Presque pour tout le monde
Quand je demande à Isabelle s’il est possible pour n’importe qui de se représenter soi-même en cour, celle-ci précise: « c’est pour la plupart des gens. Pas pour tout le monde, mais beaucoup de monde, quand même ». Selon elle, se représenter seul.e, demande les qualités suivantes : être capable de s’exprimer clairement à l’écrit et à l’oral, avoir un bon contrôle de ses émotions et être capable de comprendre des concepts abstraits.
Même si ça semble difficile à croire aux premiers abords, « non, ça ne prend pas une intelligence supérieure », soutient l’avocate. Prenons le cas d’une reprise de logement illégale. « Ce que ça prend pour avoir droit à des dédommagements, c’est la capacité de démontrer la raison pour laquelle le propriétaire a voulu reprendre le logement.
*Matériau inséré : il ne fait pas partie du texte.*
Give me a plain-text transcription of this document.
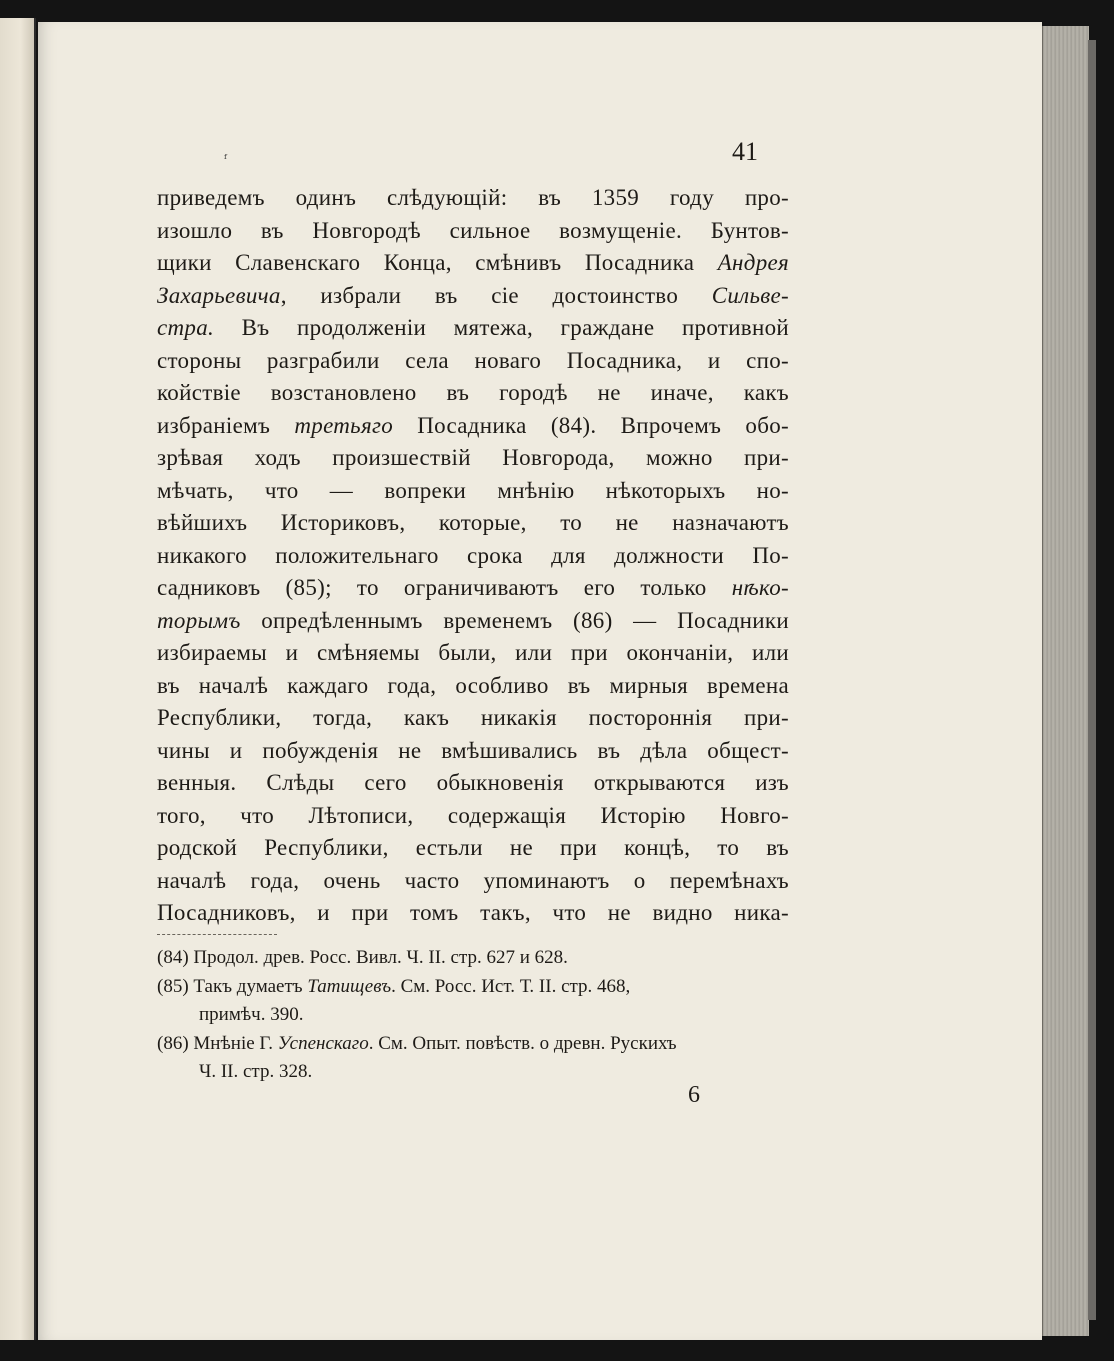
ᶠ	41
приведемъ одинъ слѣдующій: въ 1359 году про-
изошло въ Новгородѣ сильное возмущеніе. Бунтов-
щики Славенскаго Конца, смѣнивъ Посадника Андрея
Захарьевича, избрали въ сіе достоинство Сильве-
стра. Въ продолженіи мятежа, граждане противной
стороны разграбили села новаго Посадника, и спо-
койствіе возстановлено въ городѣ не иначе, какъ
избраніемъ третьяго Посадника (84). Впрочемъ обо-
зрѣвая ходъ произшествій Новгорода, можно при-
мѣчать, что — вопреки мнѣнію нѣкоторыхъ но-
вѣйшихъ Историковъ, которые, то не назначаютъ
никакого положительнаго срока для должности По-
садниковъ (85); то ограничиваютъ его только нѣко-
торымъ опредѣленнымъ временемъ (86) — Посадники
избираемы и смѣняемы были, или при окончаніи, или
въ началѣ каждаго года, особливо въ мирныя времена
Республики, тогда, какъ никакія постороннія при-
чины и побужденія не вмѣшивались въ дѣла общест-
венныя. Слѣды сего обыкновенія открываются изъ
того, что Лѣтописи, содержащія Исторію Новго-
родской Республики, естьли не при концѣ, то въ
началѣ года, очень часто упоминаютъ о перемѣнахъ
Посадниковъ, и при томъ такъ, что не видно ника-
(84) Продол. древ. Росс. Вивл. Ч. II. стр. 627 и 628.
(85) Такъ думаетъ Татищевъ. См. Росс. Ист. Т. II. стр. 468,
примѣч. 390.
(86) Мнѣніе Г. Успенскаго. См. Опыт. повѣств. о древн. Рускихъ
Ч. II. стр. 328.
6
Par exemple, en démontrant que celui-ci avait dit vouloir l’habiter lui-même ou y emménager un membre de sa famille, qu’il ne l’a pas fait, et qu’il n’a pas demandé la permission au Tribunal pour le remettre sur le marché locatif. »
Isabelle insiste : aller en cour, c’est simplement aller s’expliquer à quelqu’un afin de régler un problème et d’en arriver à une solution. « C’est sûr que c’est intimidant, concède-t-elle, mais c’est pas parce que tu te représentes seul.e que tu dois te préparer seul.e. » Lors de notre entrevue, elle est d’ailleurs accompagnée de sa sœur, Marie-Claude, ex-travailleuse sociale et aujourd’hui spécialiste en préparation mentale chez Article 23. Avec son expérience en situation de crise et en violences conjugales, Marie-Claude aide les client.e.s du cabinet à gérer leurs peurs lors des démarches judiciaires.
Un service accessible
L’avocate tient à ce que ses services soient offerts à des prix raisonnables. « On vise 1$ la minute pour la formation. Ainsi, pour 90$, une formation en ligne de 90 minutes vulgarise les “règles” de la cour aux participant.e.s. » Isabelle explique qu’ensuite, 1 ou 2 heures avec un.e avocat à taux horaire est généralement nécessaire, question de discuter des particularités du cas, ce qui représente un investissement d’environ 600$.
« Presque la totalité de nos dossiers en droit familial qui sont PASSÉS EN COUR ont gagné, contre des avocats QUI CUMULAIENT PARFOIS PRÈS de 20 ans d’expérience. »
« Si j’avais connu Article 23 [au début de mes démarches], ça aurait pu m’aider, oui », conclut Anne. Avec le recul et l’expérience, elle le réalise aujourd’hui : « on ne se fait pas assez confiance. Ça fait peur. On est devant l’inconnu. » Mais Isabelle, elle, est catégorique : « en étant bien préparé.e.s, c’est possible de bien se défendre seul.e en cours ».